Principle:Facebookresearch Audiocraft JASCO Generation Configuration
Overview
JASCO Generation Configuration governs how multi-source classifier-free guidance (CFG) is parameterized for JASCO's flow matching generation process. Unlike MusicGen's single CFG coefficient, JASCO decomposes guidance into multiple terms, each controlling the influence of different conditioning sources (all conditions together, text only, or no conditions). This multi-source CFG approach enables fine-grained control over how strongly each type of conditioning (text, chords, drums, melody) affects the generated music.
Theoretical Background
Standard Classifier-Free Guidance
In standard CFG (Ho & Salimans, 2022), the guided prediction is:
v_guided = v_unconditional + cfg_coef * (v_conditional - v_unconditional)
This provides a single knob to control the trade-off between sample quality (higher CFG) and diversity (lower CFG).
Multi-Source Classifier-Free Guidance
JASCO extends this to multiple conditioning sources. The guided vector field is a weighted sum of multiple terms, each computed with a different subset of conditions:
v_guided = w_all * v_all + w_txt * v_txt + w_null * v_null
Where:
v_allis the vector field with all conditions active (text + temporal)v_txtis the vector field with text only (temporal conditions dropped)v_nullis the vector field with no conditions (fully unconditional)w_null = 1 - w_all - w_txt(weights sum to 1)

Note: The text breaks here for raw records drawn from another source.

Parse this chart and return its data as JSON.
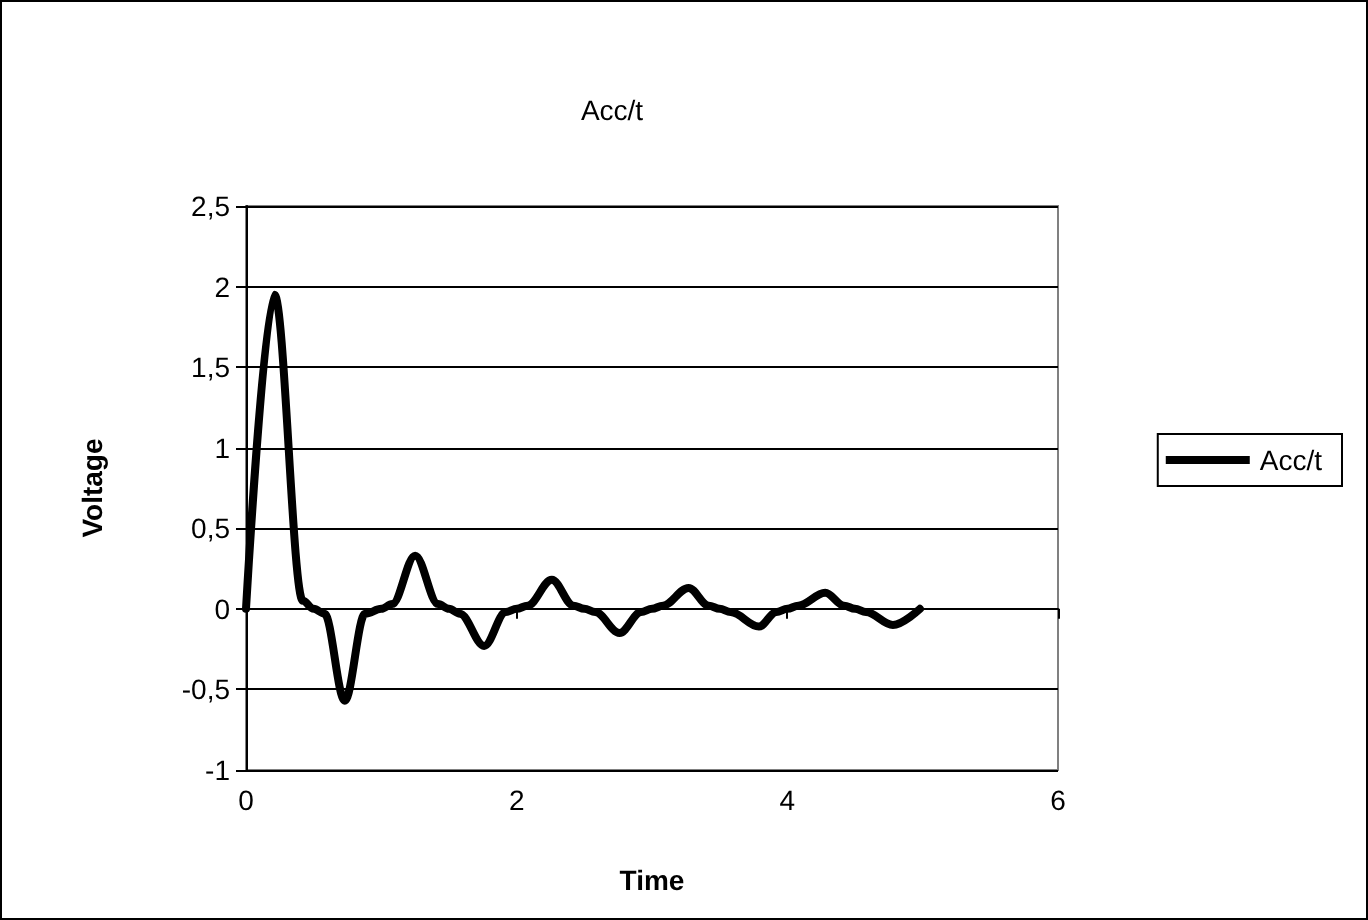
{
  "chart_data": {
    "type": "line",
    "title": "Acc/t",
    "xlabel": "Time",
    "ylabel": "Voltage",
    "xlim": [
      0,
      6
    ],
    "xticks": [
      0,
      2,
      4,
      6
    ],
    "ylim": [
      -1,
      2.5
    ],
    "yticks": [
      {
        "value": -1,
        "label": "-1"
      },
      {
        "value": -0.5,
        "label": "-0,5"
      },
      {
        "value": 0,
        "label": "0"
      },
      {
        "value": 0.5,
        "label": "0,5"
      },
      {
        "value": 1,
        "label": "1"
      },
      {
        "value": 1.5,
        "label": "1,5"
      },
      {
        "value": 2,
        "label": "2"
      },
      {
        "value": 2.5,
        "label": "2,5"
      }
    ],
    "grid": "y",
    "legend": "right",
    "marker": "none",
    "line_style": "solid",
    "series": [
      {
        "name": "Acc/t",
        "color": "#000000",
        "x": [
          0,
          0.21,
          0.42,
          0.5,
          0.58,
          0.73,
          0.88,
          1,
          1.08,
          1.25,
          1.42,
          1.5,
          1.58,
          1.76,
          1.92,
          2,
          2.08,
          2.26,
          2.42,
          2.5,
          2.58,
          2.76,
          2.92,
          3,
          3.08,
          3.27,
          3.42,
          3.5,
          3.58,
          3.79,
          3.92,
          4,
          4.08,
          4.28,
          4.42,
          4.5,
          4.58,
          4.78,
          4.98
        ],
        "values": [
          0,
          1.95,
          0.05,
          0,
          -0.03,
          -0.57,
          -0.03,
          0,
          0.03,
          0.33,
          0.03,
          0,
          -0.03,
          -0.23,
          -0.02,
          0,
          0.02,
          0.18,
          0.02,
          0,
          -0.02,
          -0.15,
          -0.02,
          0,
          0.02,
          0.13,
          0.02,
          0,
          -0.02,
          -0.11,
          -0.02,
          0,
          0.02,
          0.1,
          0.02,
          0,
          -0.02,
          -0.1,
          0
        ]
      }
    ]
  }
}
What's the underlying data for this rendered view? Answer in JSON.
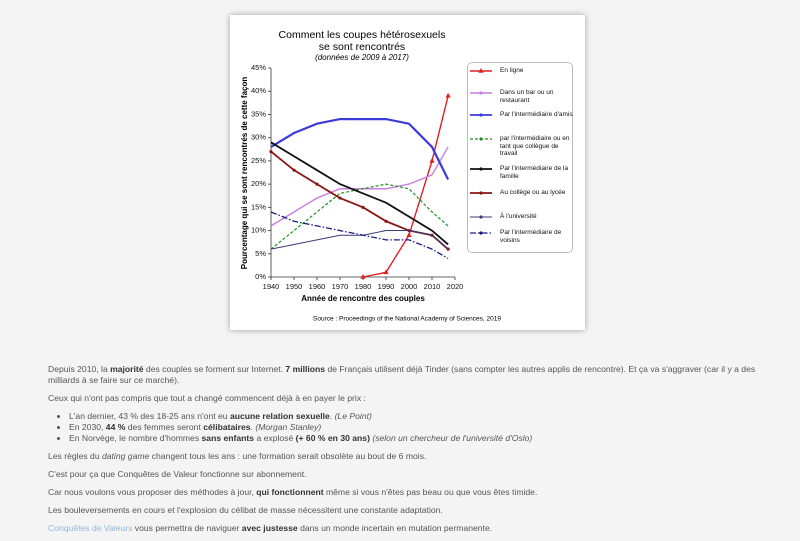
{
  "chart_data": {
    "type": "line",
    "title": [
      "Comment les coupes hétérosexuels",
      "se sont rencontrés"
    ],
    "subtitle": "(données de 2009 à 2017)",
    "y_label": "Pourcentage qui se sont rencontrés de cette façon",
    "x_label": "Année de rencontre des couples",
    "source": "Source : Proceedings of the National Academy of Sciences, 2019",
    "x": [
      1940,
      1950,
      1960,
      1970,
      1980,
      1990,
      2000,
      2010,
      2017
    ],
    "xlim": [
      1940,
      2020
    ],
    "xticks": [
      1940,
      1950,
      1960,
      1970,
      1980,
      1990,
      2000,
      2010,
      2020
    ],
    "ylim": [
      0,
      45
    ],
    "yticks": [
      {
        "value": 0,
        "label": "0%"
      },
      {
        "value": 5,
        "label": "5%"
      },
      {
        "value": 10,
        "label": "10%"
      },
      {
        "value": 15,
        "label": "15%"
      },
      {
        "value": 20,
        "label": "20%"
      },
      {
        "value": 25,
        "label": "25%"
      },
      {
        "value": 30,
        "label": "30%"
      },
      {
        "value": 35,
        "label": "35%"
      },
      {
        "value": 40,
        "label": "40%"
      },
      {
        "value": 45,
        "label": "45%"
      }
    ],
    "series": [
      {
        "name": "En ligne",
        "color": "#e02020",
        "values": [
          null,
          null,
          null,
          null,
          0,
          1,
          9,
          25,
          39
        ]
      },
      {
        "name": "Dans un bar ou un restaurant",
        "color": "#c77ee0",
        "values": [
          11,
          14,
          17,
          19,
          19,
          19,
          20,
          22,
          28
        ]
      },
      {
        "name": "Par l'intermédiaire d'amis",
        "color": "#3b3bdc",
        "values": [
          28,
          31,
          33,
          34,
          34,
          34,
          33,
          28,
          21
        ]
      },
      {
        "name": "par l'intermédiaire ou en tant que collègue de travail",
        "color": "#1f8f1f",
        "values": [
          6,
          10,
          14,
          18,
          19,
          20,
          19,
          14,
          11
        ]
      },
      {
        "name": "Par l'intermédiaire de la famille",
        "color": "#111111",
        "values": [
          29,
          26,
          23,
          20,
          18,
          16,
          13,
          10,
          7
        ]
      },
      {
        "name": "Au collège ou au lycée",
        "color": "#8b1515",
        "values": [
          27,
          23,
          20,
          17,
          15,
          12,
          10,
          9,
          6
        ]
      },
      {
        "name": "À l'université",
        "color": "#3a3a7a",
        "values": [
          6,
          7,
          8,
          9,
          9,
          10,
          10,
          9,
          6
        ]
      },
      {
        "name": "Par l'intermédiaire de voisins",
        "color": "#1c1c86",
        "values": [
          14,
          12,
          11,
          10,
          9,
          8,
          8,
          6,
          4
        ]
      }
    ]
  },
  "article": {
    "p0": [
      "Depuis 2010, la ",
      "majorité",
      " des couples se forment sur Internet. ",
      "7 millions",
      " de Français utilisent déjà Tinder (sans compter les autres applis de rencontre). Et ça va s'aggraver (car il y a des milliards à se faire sur ce marché)."
    ],
    "p1": "Ceux qui n'ont pas compris que tout a changé commencent déjà à en payer le prix :",
    "list": [
      [
        "L'an dernier, 43 % des 18-25 ans n'ont eu ",
        "aucune relation sexuelle",
        ".",
        "(Le Point)"
      ],
      [
        "En 2030, ",
        "44 %",
        " des femmes seront ",
        "célibataires",
        ".",
        "(Morgan Stanley)"
      ],
      [
        "En Norvège, le nombre d'hommes ",
        "sans enfants",
        " a explosé ",
        "(+ 60 % en 30 ans)",
        "(selon un chercheur de l'université d'Oslo)"
      ]
    ],
    "p2": [
      "Les règles du ",
      "dating game",
      " changent tous les ans : une formation serait obsolète au bout de 6 mois."
    ],
    "p3": "C'est pour ça que Conquêtes de Valeur fonctionne sur abonnement.",
    "p4": [
      "Car nous voulons vous proposer des méthodes à jour, ",
      "qui fonctionnent",
      " même si vous n'êtes pas beau ou que vous êtes timide."
    ],
    "p5": "Les bouleversements en cours et l'explosion du célibat de masse nécessitent une constante adaptation.",
    "p6": [
      "Conquêtes de Valeurs",
      " vous permettra de naviguer ",
      "avec justesse",
      " dans un monde incertain en mutation permanente."
    ]
  }
}
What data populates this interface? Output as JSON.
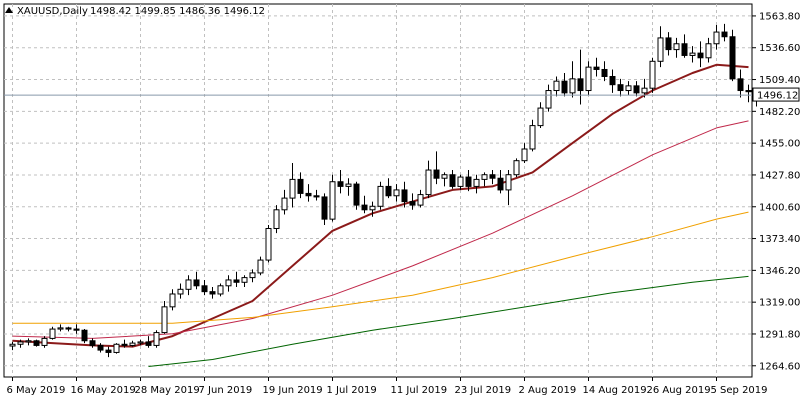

This decomposition allows independent control over:
- How much the generation follows the temporal structure (chords, drums, melody) -- via
cfg_coef_all - How much the generation follows the text description specifically -- via
cfg_coef_txt
Key Concepts
| Parameter | Default | Role |
|---|---|---|
cfg_coef_all |
5.0 | Weight for the fully-conditioned term (all conditions: text + chords + drums + melody) |
cfg_coef_txt |
0.0 | Weight for the text-only conditioned term (temporal conditions dropped) |
| Null weight | 1 - cfg_coef_all - cfg_coef_txt |
Implicit weight for the unconditional term, computed automatically |
When cfg_coef_txt = 0.0 (the default), the guidance simplifies to a two-term scheme: fully conditioned vs. unconditional, similar to standard CFG but applied to the flow matching vector field.
CFG Term Classes
JASCO implements three distinct CFG term types:
| Term Class | Conditions Retained | Conditions Dropped | Purpose |
|---|---|---|---|
AllCFGTerm |
All (text + symbolic + wav) | None | Fully conditioned generation |
TextCFGTerm |
Text only | Symbolic (chords, melody) and wav (drums) | Text-only guidance |
NullCFGTerm |
None | All | Unconditional baseline |
Terms with negligible weight (absolute value below 1e-6) are removed to save computation.
Design Rationale
- Compositional control: The multi-source decomposition lets users adjust temporal adherence and semantic adherence independently, rather than trading one for the other.
- Backward compatibility: With
cfg_coef_txt=0.0, the system reduces to standard two-term CFG, making it a strict generalization. - Extensibility via kwargs: Additional generation parameters can be passed through
**kwargsand are forwarded to the underlyingFlowMatchingModel.generate()call, supporting future extensions.